Govern thread creation by queue length instead of dry signals #2942

mbgrydeland · 2019-03-13T13:51:38Z

When getidleworker signals the pool herder to spawn a thread, it increases the dry counter, and the herder resets dry again when spawning a single thread. This will in many cases only create a single thread even though the herder was signaled dry multiple times, and may cause a situation where the cache acceptor is queued and no new thread is created. Together with long lasting tasks (ie endless pipelines), and all other tasks having higher priority, this will prevent the cache acceptor from being rescheduled.

c00096.vtc demonstrates how this can lock up.

To fix this, spawn threads if we have queued tasks and we are below the thread maximum level.

dridi · 2019-03-13T14:09:59Z

Your patch's test case is failing on Travis CI.
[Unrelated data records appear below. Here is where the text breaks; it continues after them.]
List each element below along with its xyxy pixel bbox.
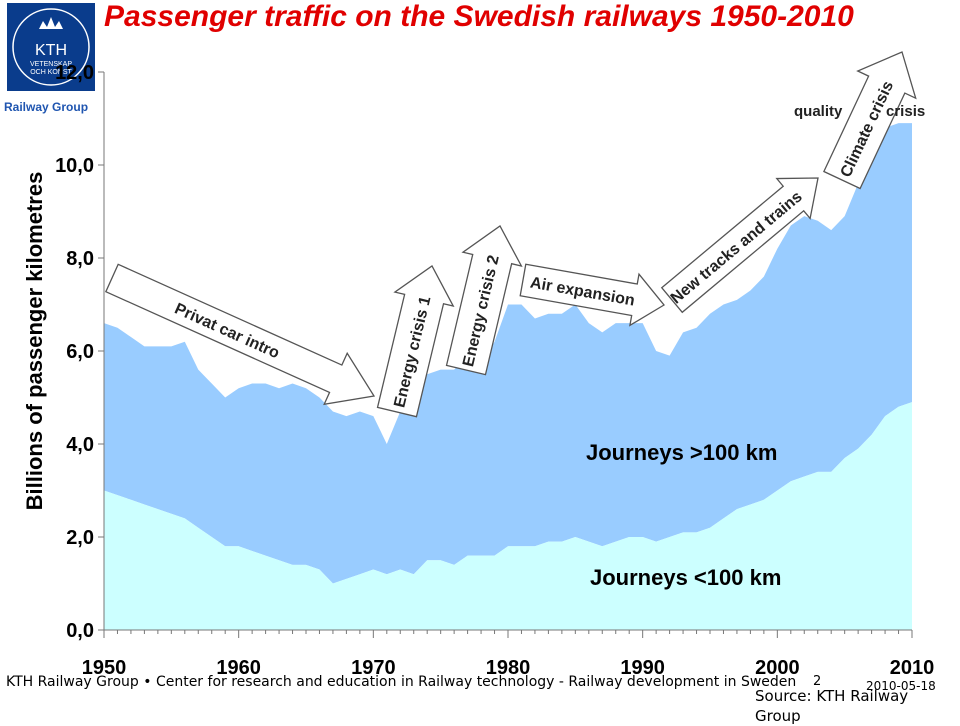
label-quality: quality	[794, 103, 843, 120]
y-tick-label: 4,0	[66, 434, 94, 456]
y-tick-label: 10,0	[55, 155, 94, 177]
kth-crown-icon: KTH VETENSKAP OCH KONST	[12, 8, 90, 86]
x-tick-label: 1950	[82, 657, 127, 679]
label-crisis: crisis	[886, 103, 925, 120]
y-tick-label: 2,0	[66, 527, 94, 549]
x-ticks: 1950 1960 1970 1980 1990 2000 2010	[82, 630, 935, 679]
series-label-under-100km: Journeys <100 km	[590, 565, 781, 590]
area-journeys-over-100km	[104, 123, 912, 584]
logo-sub1: VETENSKAP	[30, 61, 72, 68]
logo-sub2: OCH KONST	[30, 69, 72, 76]
x-tick-label: 1960	[216, 657, 261, 679]
kth-logo: KTH VETENSKAP OCH KONST	[7, 3, 95, 91]
y-tick-label: 8,0	[66, 248, 94, 270]
y-tick-label: 12,0	[55, 62, 94, 84]
source-note: Source: KTH Railway Group	[755, 687, 909, 725]
series-labels: Journeys >100 km Journeys <100 km	[586, 440, 781, 590]
y-tick-label: 0,0	[66, 620, 94, 642]
x-tick-label: 1970	[351, 657, 396, 679]
page-number: 2	[813, 674, 822, 689]
x-tick-label: 1980	[486, 657, 531, 679]
y-tick-label: 6,0	[66, 341, 94, 363]
logo-group-label: Railway Group	[4, 100, 89, 114]
series-label-over-100km: Journeys >100 km	[586, 440, 777, 465]
chart-areas	[104, 123, 912, 630]
footer-date: 2010-05-18	[866, 679, 936, 693]
area-journeys-under-100km	[104, 402, 912, 630]
y-ticks: 0,0 2,0 4,0 6,0 8,0 10,0 12,0	[55, 62, 104, 642]
logo-text: KTH	[35, 42, 67, 59]
x-tick-label: 2010	[890, 657, 935, 679]
footer-text: KTH Railway Group • Center for research …	[6, 674, 797, 690]
slide-title: Passenger traffic on the Swedish railway…	[104, 0, 854, 33]
x-tick-label: 1990	[620, 657, 665, 679]
x-tick-label: 2000	[755, 657, 800, 679]
annotation-arrows: Privat car intro Energy crisis 1 Energy cr…	[104, 51, 925, 418]
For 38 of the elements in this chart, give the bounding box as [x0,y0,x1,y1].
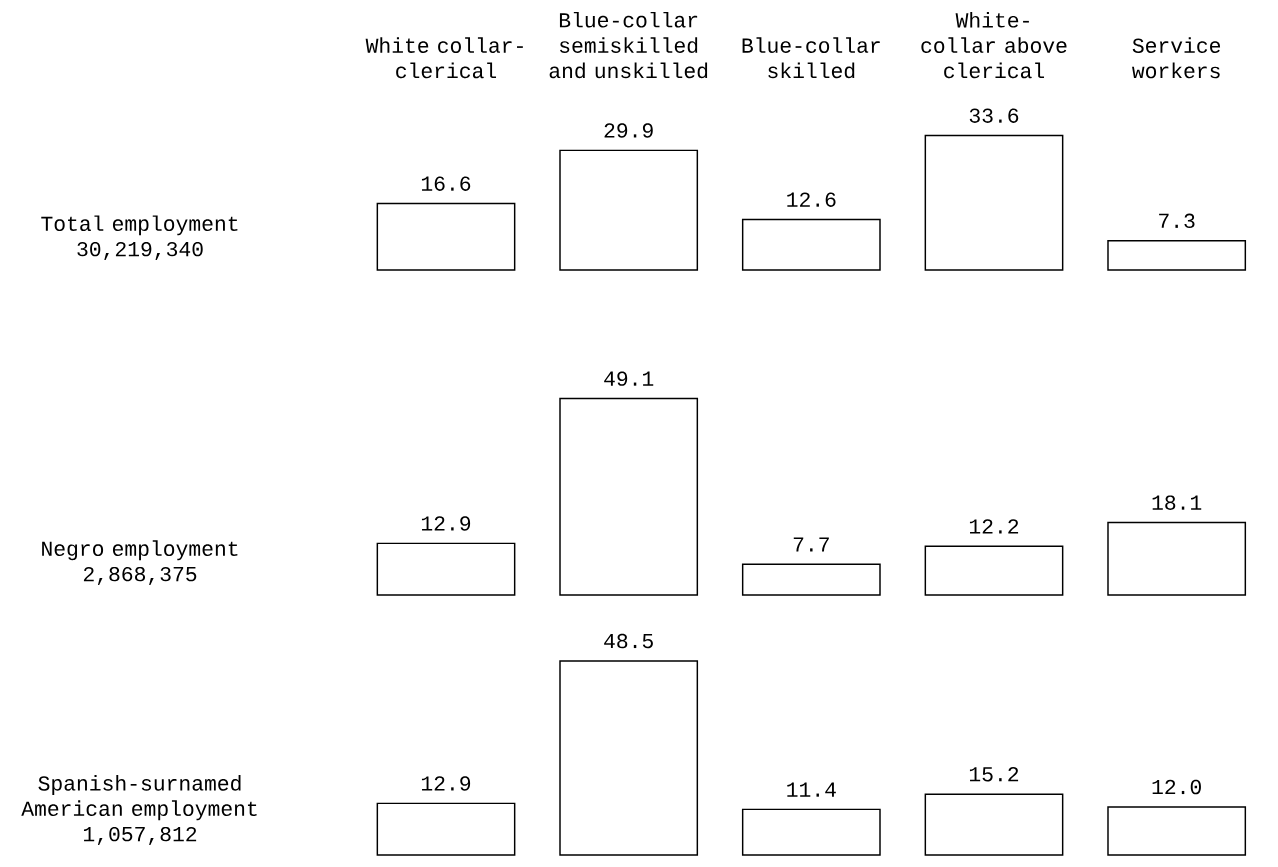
data-label: 29.9 [604,123,653,138]
x-tick-label: Blue-collar semiskilled and unskilled [549,11,708,79]
data-label: 11.4 [787,782,836,797]
bar [1107,240,1247,271]
data-label: 7.7 [793,537,829,552]
bar [741,563,881,596]
bar [924,793,1064,856]
bar [559,149,699,271]
bar [376,202,516,271]
data-label: 12.6 [787,192,836,207]
data-label: 7.3 [1159,213,1195,229]
bar [1107,521,1247,596]
bar [741,808,881,856]
x-tick-label: White collar-clerical [365,37,523,79]
data-label: 33.6 [969,108,1019,123]
bar [924,545,1064,596]
bar [741,218,881,271]
bar [376,802,516,856]
data-label: 18.1 [1152,495,1202,510]
bar [376,542,516,596]
x-tick-label: Service workers [1132,37,1221,79]
bar [559,660,699,856]
data-label: 12.9 [421,776,471,791]
bar [1107,806,1247,856]
bar [924,134,1064,271]
text: Negro employment 2,868,375 [42,540,238,585]
data-label: 12.9 [421,516,471,531]
data-label: 49.1 [604,371,654,386]
x-tick-label: Blue-collar skilled [742,37,880,79]
x-tick-label: White-collar above clerical [921,11,1067,79]
data-label: 48.5 [604,633,653,649]
text: Total employment 30,219,340 [41,215,238,260]
text: Spanish-surnamed American employment 1,057,812 [21,775,257,845]
data-label: 12.0 [1152,779,1201,795]
data-label: 12.2 [969,519,1019,534]
data-label: 16.6 [421,176,471,191]
data-label: 15.2 [969,767,1019,782]
bar [559,397,699,596]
nigoroll · 2019-03-13T14:14:32Z

besides the test case, this sounds very reasonable to me, in particular because we still have the wthread_add_delay: if after the delay there still is a queue, we really should start more threads.

dridi · 2019-03-13T14:55:03Z

FYI: combining this patch set with @nigoroll's patch from #2796 I can still lock varnish up with h2load.

Edit: less frequently it would seem.

mbgrydeland · 2019-03-13T15:12:56Z

@dridi What does the relevant varnish counters look like during that test? Do you see threads_limited increase?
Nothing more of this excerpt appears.